J’ai co-organisé hier à Rennes, avec Loïg Chesnais-Girard et la Région Bretagne, une rencontre inédite réunissant acteurs politiques, journalistes, régulateurs et professionnels des médias autour d’une conviction simple et fondamentale : sans médias locaux solides, pas de démocratie locale robuste.
Un écosystème riche, mais fragile
La Bretagne n’est pas un territoire comme les autres en matière d’information. Avec 164 rédactions et 1 471 journalistes encartés, elle affiche le taux le plus élevé de France rapporté à la population. Un écosystème vivant, pluriel, ancré dans les territoires mais sous pression constante.

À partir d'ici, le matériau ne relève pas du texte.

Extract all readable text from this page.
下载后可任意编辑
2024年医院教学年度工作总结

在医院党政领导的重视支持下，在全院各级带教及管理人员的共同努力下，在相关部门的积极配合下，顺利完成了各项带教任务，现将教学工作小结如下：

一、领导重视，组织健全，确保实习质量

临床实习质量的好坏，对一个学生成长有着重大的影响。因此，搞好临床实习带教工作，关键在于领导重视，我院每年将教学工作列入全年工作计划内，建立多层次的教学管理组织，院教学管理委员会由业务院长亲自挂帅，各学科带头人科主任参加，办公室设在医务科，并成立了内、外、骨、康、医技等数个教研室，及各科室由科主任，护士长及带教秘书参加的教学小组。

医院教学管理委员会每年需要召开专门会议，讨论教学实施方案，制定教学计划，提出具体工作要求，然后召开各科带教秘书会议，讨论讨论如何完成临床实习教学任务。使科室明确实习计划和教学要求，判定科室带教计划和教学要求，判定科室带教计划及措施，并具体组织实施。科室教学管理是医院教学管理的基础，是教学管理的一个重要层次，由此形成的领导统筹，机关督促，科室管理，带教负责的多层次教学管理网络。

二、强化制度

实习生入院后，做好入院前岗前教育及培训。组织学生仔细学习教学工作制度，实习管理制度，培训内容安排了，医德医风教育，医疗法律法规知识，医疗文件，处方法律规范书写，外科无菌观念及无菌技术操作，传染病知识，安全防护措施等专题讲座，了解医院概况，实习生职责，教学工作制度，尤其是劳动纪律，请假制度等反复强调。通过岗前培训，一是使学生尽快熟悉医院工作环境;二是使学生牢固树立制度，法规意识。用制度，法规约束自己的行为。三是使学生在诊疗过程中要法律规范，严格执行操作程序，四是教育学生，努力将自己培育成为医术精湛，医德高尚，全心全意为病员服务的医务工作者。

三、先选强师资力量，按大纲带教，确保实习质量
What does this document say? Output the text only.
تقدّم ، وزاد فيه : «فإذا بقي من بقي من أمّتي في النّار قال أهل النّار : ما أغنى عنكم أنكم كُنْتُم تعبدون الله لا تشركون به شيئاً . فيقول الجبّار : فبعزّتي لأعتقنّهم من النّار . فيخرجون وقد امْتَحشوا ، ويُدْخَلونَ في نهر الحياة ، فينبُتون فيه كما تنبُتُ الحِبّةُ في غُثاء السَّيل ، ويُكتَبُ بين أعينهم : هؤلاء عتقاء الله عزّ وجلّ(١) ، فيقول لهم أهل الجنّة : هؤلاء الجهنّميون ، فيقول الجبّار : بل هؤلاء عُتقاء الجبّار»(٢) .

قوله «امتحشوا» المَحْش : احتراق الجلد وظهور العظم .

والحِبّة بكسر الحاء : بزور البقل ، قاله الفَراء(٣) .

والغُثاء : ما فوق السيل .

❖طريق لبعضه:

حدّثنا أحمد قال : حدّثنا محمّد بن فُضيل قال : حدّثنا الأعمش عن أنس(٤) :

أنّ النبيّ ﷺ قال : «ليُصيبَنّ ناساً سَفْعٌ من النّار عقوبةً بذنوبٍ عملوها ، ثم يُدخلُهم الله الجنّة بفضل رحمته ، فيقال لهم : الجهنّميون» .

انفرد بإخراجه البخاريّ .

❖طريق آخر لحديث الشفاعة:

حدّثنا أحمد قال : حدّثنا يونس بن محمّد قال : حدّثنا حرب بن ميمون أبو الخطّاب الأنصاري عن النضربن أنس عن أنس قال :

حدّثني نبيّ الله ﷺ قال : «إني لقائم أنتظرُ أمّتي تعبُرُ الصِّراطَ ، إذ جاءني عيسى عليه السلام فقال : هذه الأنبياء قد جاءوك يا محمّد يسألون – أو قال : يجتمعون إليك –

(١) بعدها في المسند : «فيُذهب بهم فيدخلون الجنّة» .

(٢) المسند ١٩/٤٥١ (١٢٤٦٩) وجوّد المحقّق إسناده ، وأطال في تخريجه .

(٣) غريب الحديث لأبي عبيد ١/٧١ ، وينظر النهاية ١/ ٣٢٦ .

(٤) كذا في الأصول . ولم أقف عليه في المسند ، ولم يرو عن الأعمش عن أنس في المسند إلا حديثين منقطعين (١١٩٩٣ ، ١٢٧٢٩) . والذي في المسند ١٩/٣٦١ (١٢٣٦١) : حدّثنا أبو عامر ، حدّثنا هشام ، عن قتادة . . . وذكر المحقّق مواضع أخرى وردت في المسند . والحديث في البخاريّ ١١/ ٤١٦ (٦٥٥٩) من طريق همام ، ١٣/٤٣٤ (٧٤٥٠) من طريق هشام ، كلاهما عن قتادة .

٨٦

Car les menaces sont réelles. La presse cumule les charges de Gutenberg et la concurrence de Zuckerberg : elle doit maintenir une infrastructure de production coûteuse tout en faisant face à des plateformes numériques qui captent désormais plus de 70 % des revenus publicitaires en ligne. Pendant ce temps, les droits voisins, censés rééquilibrer ce rapport de force, peinent à tenir leur promesse : 21,4 millions d’euros ont été collectés en 2025 par l’organisme DVP, qui alerte néanmoins sur des « signaux d’alerte sur l’équilibre du modèle » et des difficultés croissantes dans les négociations avec les plateformes. Et côté aides publiques, le budget 2026 prévoit de réduire de moitié les aides essentielles aux médias locaux via le Fonds stratégique pour le développement de la presse.
Les télévisions locales, elles, restent l’angle mort de toutes ces politiques : aucun soutien d’État pérenne, pas d’accès aux droits voisins. Un vide que nous devons combler.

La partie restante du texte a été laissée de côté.